Friday, 18 September 2015

Paying for take-overs

Take-overs have been very much talked about lately. You must be getting fed up with me saying this: it's nothing new.

The apparent motive may vary - acquiring brands with a cachet, expanding capacity, grabbing more pubs - but the underlying one is always the same. Making more money.

I was so happy when I found a copy of "The Brewing Industry 1950 - 1990" by Anthony Avis. Not because it's rare* as a book. But because it's a rare insider's view of the crazy consolidation of the 1950's and 1960's.

I'd almost said something above about being a materialist**. But in my, albeit fairly shallow so far, research into the whole merger thing, individuals have been more important than I expected.

Anyway, back to the topic. And a quote. Which could easily be a CAMRA text from the 1970's. But it isn't. The author was in brewery management, Hammonds to Bass Charrington.

"Take-overs and mergers had to be paid for, and this took two forms - the obvious step was an increase in the price of beer, and the other was the removal of good trading houses out of tenancy into direct management by the brewery, in order to secure both wholesale and retail profit. Increasing the price of beer enabled the brewery companies to increase the rents to tenants, on the specious argument that increased prices meant higher retail profits and therefore the tenant could afford to pay higher rent, and that too was based on the trade the tenant was doing in his house - the harder he worked and the more he increased his trade, the greater his rent. He effectively paid for his own success. By taking good trading houses under management, the brewery companies also effectively took away the incentive from a tenant to work hard to be in line for promotion to a better house. It took some years of this devious thinking on the part of brewery companies to get through to the tenants, accustomed to benevolent and paternalistic treatment by the brewery. The traditional, if unwritten, promise of a brewery to its tenant, that so long as he increased the trade of his present public house and sold ever increasing barrels of beer, he would be in line to get a bigger house when it came up for letting, and that the brewery would look after all his business problems to allow him to concentrate on the retailing, quite suddenly and within a few years vanished.
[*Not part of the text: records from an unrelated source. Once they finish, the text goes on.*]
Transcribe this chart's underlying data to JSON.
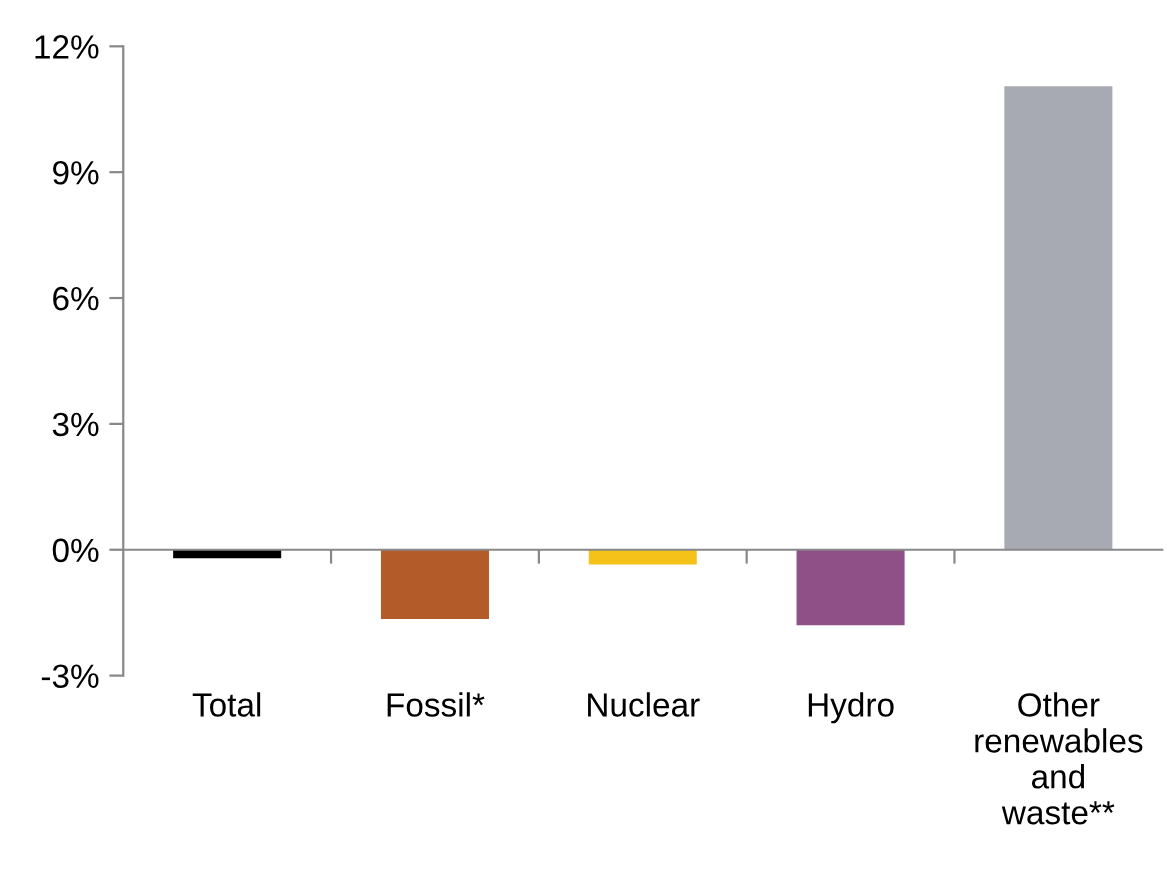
{
  "chart_data": {
    "type": "bar",
    "categories": [
      "Total",
      "Fossil*",
      "Nuclear",
      "Hydro",
      "Other renewables and waste**"
    ],
    "values": [
      -0.2,
      -1.65,
      -0.35,
      -1.8,
      11.05
    ],
    "colors": [
      "#000000",
      "#b35c2a",
      "#f5c21a",
      "#8e5087",
      "#a8aab3"
    ],
    "ylim": [
      -3,
      12
    ],
    "yticks": [
      {
        "value": -3,
        "label": "-3%"
      },
      {
        "value": 0,
        "label": "0%"
      },
      {
        "value": 3,
        "label": "3%"
      },
      {
        "value": 6,
        "label": "6%"
      },
      {
        "value": 9,
        "label": "9%"
      },
      {
        "value": 12,
        "label": "12%"
      }
    ],
    "legend": false
  }
}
A whole new ball game, with new rules, started up."
"The Brewing Industry 1950 - 1990", by Anthony Avis, 1997, page 28.


* My copy is no. 94 of 200.
** In the fucking philosophical sense.


Anonymous said...

I asume that it is such things that worries when Heineken buys Lagunitas (alright 50% then) or when Dugges (a Swedish smaller brewery that are growing) join forces with Carlsberg in terms of distribuation and sales. I can't really see that it's new/strange or even wrong. I can't see either that it is anything wrong with my reaction to not like these breweries as high as before even thou theire beer probably are the same. We should also remeber that beerdrinkers eazy forget like I have forgiven Fuller's for what they did with Gales, a few years back. We custumers decide about what to drink, simply!

Anonymous said...

Regarding rents, the local breweries such as Shipstone's and Home Ales charged nominal "wet rents" , seeming to be happy with the profits from merely selling their beer.Food sales were the landlord's or landlady's perk.
I remember visiting a Bateman's pub in the early 70s , the landlord told me that the rent was £15 per quarter and "Mr George" gave a 6% ullage allowance.

Martyn Cornell said...

Mine's copy number 15 ... signed 'A Avis"

It really is the best brewery insider's reminiscences every written. Fabulous book.